HC Deb 08 July 1974 vol 876 cc923-5
4. Mr. Norman Fowler

asked the Secretary of State for Prices and Consumer Protection what representations she has had from the CBI concerning the operation of the Price Code.

Mrs. Shirley Williams

Since taking office I have had a continuous exchange of views with the CBI and other organisations on the developments in prices policy and the operation of the Price Code.

Mr. Fowler

In any future talks may I ask the right hon. Lady to remember the vital importance of maintaining investment in British industry? Would she not agree that this is vital for our future economic prosperity, including the prospect of employment?

Mrs. Williams

I accept that investment is a legitimate target for the whole community, including the private sector. I shall be making an announcement later this week about the Price Code review.

15. Mr. Channon

asked the Secretary of State for Prices and Consumer Protection when she proposes to start her consultations upon the new Price Code.

Mrs. Shirley Williams

I hope to make an announcement after the enactment of the Prices Bill about the arrangements for the review of the Price Code.

Mr. Channon

Will the right hon. Lady tell us roughly what will be the time scale of her consultations and, assuming that there has not been a General Election by that time, when she proposes to come forward with new measures to replace the present Price Code?

Mrs. Williams

I appreciate that there is urgency in this matter. I assure the hon. Gentleman that as soon as the Prices Bill becomes law I shall make an immediate announcement to the House giving full details.

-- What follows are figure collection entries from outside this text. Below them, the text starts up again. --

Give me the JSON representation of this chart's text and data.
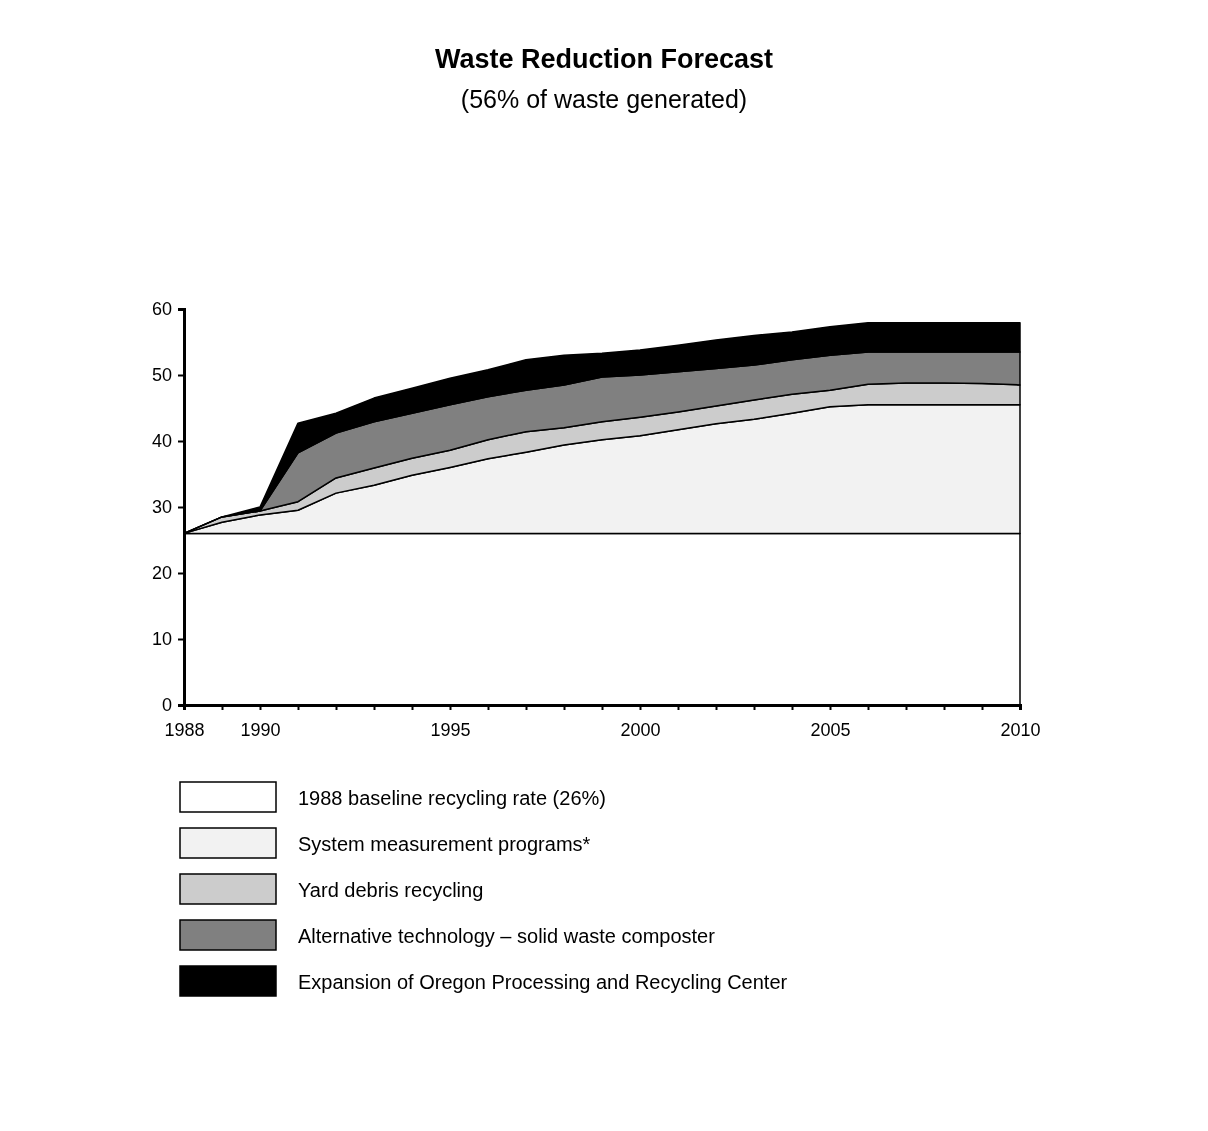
{
  "chart_data": {
    "type": "area",
    "stacked": true,
    "title": "Waste Reduction Forecast",
    "subtitle": "(56% of waste generated)",
    "x": [
      1988,
      1989,
      1990,
      1991,
      1992,
      1993,
      1994,
      1995,
      1996,
      1997,
      1998,
      1999,
      2000,
      2001,
      2002,
      2003,
      2004,
      2005,
      2006,
      2007,
      2008,
      2009,
      2010
    ],
    "series": [
      {
        "name": "1988 baseline recycling rate (26%)",
        "color": "#ffffff",
        "values": [
          26,
          26,
          26,
          26,
          26,
          26,
          26,
          26,
          26,
          26,
          26,
          26,
          26,
          26,
          26,
          26,
          26,
          26,
          26,
          26,
          26,
          26,
          26
        ]
      },
      {
        "name": "System measurement programs*",
        "color": "#f2f2f2",
        "values": [
          0,
          1.7,
          2.8,
          3.5,
          6.1,
          7.3,
          8.8,
          10,
          11.3,
          12.3,
          13.4,
          14.2,
          14.8,
          15.7,
          16.6,
          17.3,
          18.2,
          19.2,
          19.5,
          19.5,
          19.5,
          19.5,
          19.5
        ]
      },
      {
        "name": "Yard debris recycling",
        "color": "#cccccc",
        "values": [
          0,
          0.8,
          0.6,
          1.3,
          2.3,
          2.6,
          2.6,
          2.6,
          2.9,
          3.1,
          2.6,
          2.7,
          2.8,
          2.7,
          2.7,
          2.9,
          2.9,
          2.5,
          3.1,
          3.3,
          3.3,
          3.2,
          3.0
        ]
      },
      {
        "name": "Alternative technology – solid waste composter",
        "color": "#808080",
        "values": [
          0,
          0,
          0,
          7.4,
          6.8,
          7,
          6.8,
          6.9,
          6.5,
          6.3,
          6.5,
          6.8,
          6.4,
          6.1,
          5.7,
          5.3,
          5.2,
          5.3,
          4.9,
          4.7,
          4.7,
          4.8,
          5.0
        ]
      },
      {
        "name": "Expansion of Oregon Processing and Recycling Center",
        "color": "#000000",
        "values": [
          0,
          0,
          0.6,
          4.5,
          3,
          3.6,
          3.8,
          4,
          4.1,
          4.6,
          4.5,
          3.6,
          3.8,
          4,
          4.3,
          4.5,
          4.2,
          4.3,
          4.4,
          4.4,
          4.4,
          4.4,
          4.4
        ]
      }
    ],
    "xlim": [
      1988,
      2010
    ],
    "xticks": [
      1988,
      {
        "value": 1989,
        "label": null
      },
      1990,
      {
        "value": 1991,
        "label": null
      },
      {
        "value": 1992,
        "label": null
      },
      {
        "value": 1993,
        "label": null
      },
      {
        "value": 1994,
        "label": null
      },
      1995,
      {
        "value": 1996,
        "label": null
      },
      {
        "value": 1997,
        "label": null
      },
      {
        "value": 1998,
        "label": null
      },
      {
        "value": 1999,
        "label": null
      },
      2000,
      {
        "value": 2001,
        "label": null
      },
      {
        "value": 2002,
        "label": null
      },
      {
        "value": 2003,
        "label": null
      },
      {
        "value": 2004,
        "label": null
      },
      2005,
      {
        "value": 2006,
        "label": null
      },
      {
        "value": 2007,
        "label": null
      },
      {
        "value": 2008,
        "label": null
      },
      {
        "value": 2009,
        "label": null
      },
      2010
    ],
    "ylim": [
      0,
      60
    ],
    "yticks": [
      0,
      10,
      20,
      30,
      40,
      50,
      60
    ],
    "legend": "bottom",
    "grid": false
  }
}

I hope that that may be later this week, subject to the will of the other place.

Mr. Bruce-Gardyne

Will the right hon. Lady give us an assurance that in her new Price Code, if we have to have such a thing, there will be no provision for profit-margin controls on home sales? If she persists with profit-margin controls on home sales she must realise that the burden on the balance of trade resulting from goods being directed for sale abroad which are needed at home will be intolerable.

Mrs. Williams

The hon. Gentleman is showing some impatience. He has a Question on the Order Paper about this matter.

27. Mr. Bruce-Gardyne

asked the Secretary of State for Prices and Consumer Protection if she will make a statement about the progress of her review of the Price Code, with particular reference to the contribution made by the code to the balance of payments deficit.

Mrs. Shirley Williams

I am shortly making an announcement about the Price Code review. If the hon. Member or any other person has factual evidence that domestic price controls are having an adverse effect on the balance of payments, I shall be glad to consider it. At present I have no such evidence.

Mr. Bruce-Gardyne

May I suggest to the right hon. Lady that, if she ignores the evidence accumulating before her eyes for very much longer, she will find that the Price Commission has imposed an intolerable burden on a trade deficit which the country cannot sustain? To take one further example, will she look at the situation of trade in wrought nickel, to which my hon. Friend the Member for New Forest (Mr. McNair-Wilson) drew attention the other day?

Mrs. Williams

I am prepared to look at any authentic evidence that the balance of payments is being affected by the Price Code. But, since price controls were introduced, exports have increased by 45 per cent. in value and 16 per cent. in volume. If things went on improving like that we should soon be out of our balance of payments difficulties.

Mr. Molloy

Is my right hon. Friend aware that her policies of price control make a direct contribution to industrial peace and that the frustrated housewife who has seen prices rising now sees that they are not rising quite so rapidly? Is she aware, further, that this is a measure which is supported by the TUC, the CBI and everyone else who wants to see Britain out of the threat of inflation—except some elements of the Conservative Party?

Mrs. Williams

I am grateful to my hon. Friend. I might add that there is substantial evidence to show that making higher profits in the export market than in the home market is very much in the national interest.

Mr. Biffen

In the review of the Price Code which is referred to in this Question, has the right hon. Lady met the widespread representations which I believe exist in industry that the present threshold payments are causing considerable erosion of profit margins and the potential for future investment by virtue of the diminishing ability of industry to absorb 50 per cent. of such wage increases in a productivity arrangement? Is she sympathetic to that view?

Mrs. Williams

The hon. Gentleman will be aware that my right hon. Friend the Chancellor of the Exchequer has informed the CBI and the TUC that, for the time being, the 50 per cent. productivity deduction introduced by the previous administration must continue but that this does not prejudice whatever decisions may be reached in the price review.

Mr. Bruce-Gardyne

On a point of order, Mr. Speaker. In view of the downright ignorant nature of those replies, I beg to give notice that I shall seek an early opportunity to raise the matter on the Adjournment.

Mr. Speaker

The hon. Gentleman knows that that is not the acknowledged form of words.